# aftermarket spark plugs



## BlueBomber (Feb 11, 2005)

hey everyone i'm just curious what kind of spark plugs everyone is runnin and if you saw much of a change with them.


----------



## Groucho (Sep 11, 2004)

BlueBomber said:


> hey everyone i'm just curious what kind of spark plugs everyone is runnin and if you saw much of a change with them.


NGK TR55s and MSD 10mm wires, swapped out at 50k miles.

Can't say I've noticed any difference....just a maintenance thang.


----------



## fergyflyer (Apr 18, 2005)

I was talking to a guy at a speed shop about this. He said do you think GM would spend the $10 a plug that it costs for iridium plugs if there wasn't a benefit over the $3 copper plugs. The extra cost to GM for those plugs for just the 2005 GTO is $672,000. For the C6 it is $2,128,000 for plugs for just the 2005 model year. He did add that if you radically changed the engine, heads, cam etc... there would probably be a better plug. If you use nitrous there definately is better plugs.


----------



## westell (Oct 4, 2004)

Groucho said:


> NGK TR55s and MSD 10mm wires, swapped out at 50k miles.
> 
> Can't say I've noticed any difference....just a maintenance thang.


I did notice a difference on the @ss dyno. quicker lift of front. better throttle response.

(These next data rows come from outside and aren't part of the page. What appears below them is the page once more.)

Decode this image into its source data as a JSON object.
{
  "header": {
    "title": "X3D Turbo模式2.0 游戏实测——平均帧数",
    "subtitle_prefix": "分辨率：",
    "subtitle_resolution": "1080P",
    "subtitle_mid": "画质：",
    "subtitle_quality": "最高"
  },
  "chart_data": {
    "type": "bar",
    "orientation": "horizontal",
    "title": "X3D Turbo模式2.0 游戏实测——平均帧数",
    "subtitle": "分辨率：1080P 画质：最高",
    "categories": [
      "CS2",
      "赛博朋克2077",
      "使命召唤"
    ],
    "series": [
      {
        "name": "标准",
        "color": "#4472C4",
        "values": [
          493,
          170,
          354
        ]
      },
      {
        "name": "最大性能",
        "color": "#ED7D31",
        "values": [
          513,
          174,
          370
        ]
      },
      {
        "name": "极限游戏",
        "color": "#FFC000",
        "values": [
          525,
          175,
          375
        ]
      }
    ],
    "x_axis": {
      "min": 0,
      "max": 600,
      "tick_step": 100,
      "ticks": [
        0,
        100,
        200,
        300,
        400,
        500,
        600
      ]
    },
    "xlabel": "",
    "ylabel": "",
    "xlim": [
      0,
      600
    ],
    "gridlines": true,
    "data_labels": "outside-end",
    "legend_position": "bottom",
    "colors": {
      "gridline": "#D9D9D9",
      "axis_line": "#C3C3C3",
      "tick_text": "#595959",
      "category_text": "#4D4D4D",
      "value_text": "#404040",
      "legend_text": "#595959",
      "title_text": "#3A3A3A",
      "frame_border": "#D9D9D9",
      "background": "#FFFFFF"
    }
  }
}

I put the TR55's and Taylor 10mm's


----------



## Groucho (Sep 11, 2004)

westell said:


> I did notice a difference on the @ss dyno. quicker lift of front. better throttle response. I put the TR55's and Taylor 10mm's


You maybe right-- I haven't really noticed a big enough difference to say- _"Woah."_

And I don't want to know how one goes about calibrating a butt dyno, thenk yew veddy much. :lol:


----------



## BlueBomber (Feb 11, 2005)

so our goats have iridium plugs from the factory is that what your sayin ferg?


----------



## fergyflyer (Apr 18, 2005)

BlueBomber said:


> so our goats have iridium plugs from the factory is that what your sayin ferg?


Yes they are iridium.


----------



## BlueBomber (Feb 11, 2005)

thanks for the input guys i put new long tube headers on yesterday and since it is a royal PIA to change the plugs after headers are installed i put some TR55's in. man i like the way she runs and sounds. time for a dyno.


----------



## WanaGTO (Sep 7, 2008)

Where can I get the TR55's?


----------



## westell (Oct 4, 2004)

ANY major auto parts store.


----------



## WanaGTO (Sep 7, 2008)

Are these the right ones??? Cause I only paid 20 bucks for em!


----------



## Michael.Narlock (Jan 5, 2009)

Ight someone please explain to me how to do a new post on here...


----------



## WanaGTO (Sep 7, 2008)

You just did it


----------



## Rukee (Feb 8, 2007)

Michael.Narlock said:


> Ight someone please explain to me how to do a new post on here...


You meen thread? A post is what you just made here, a thread would be a whole new set of posts with a name (title) you sellect. Go to the forums section you want to post your new thread in, and then at the top of the page is a "New Topic" button, press that, make your post and name it, and start your new thread! :cheers


----------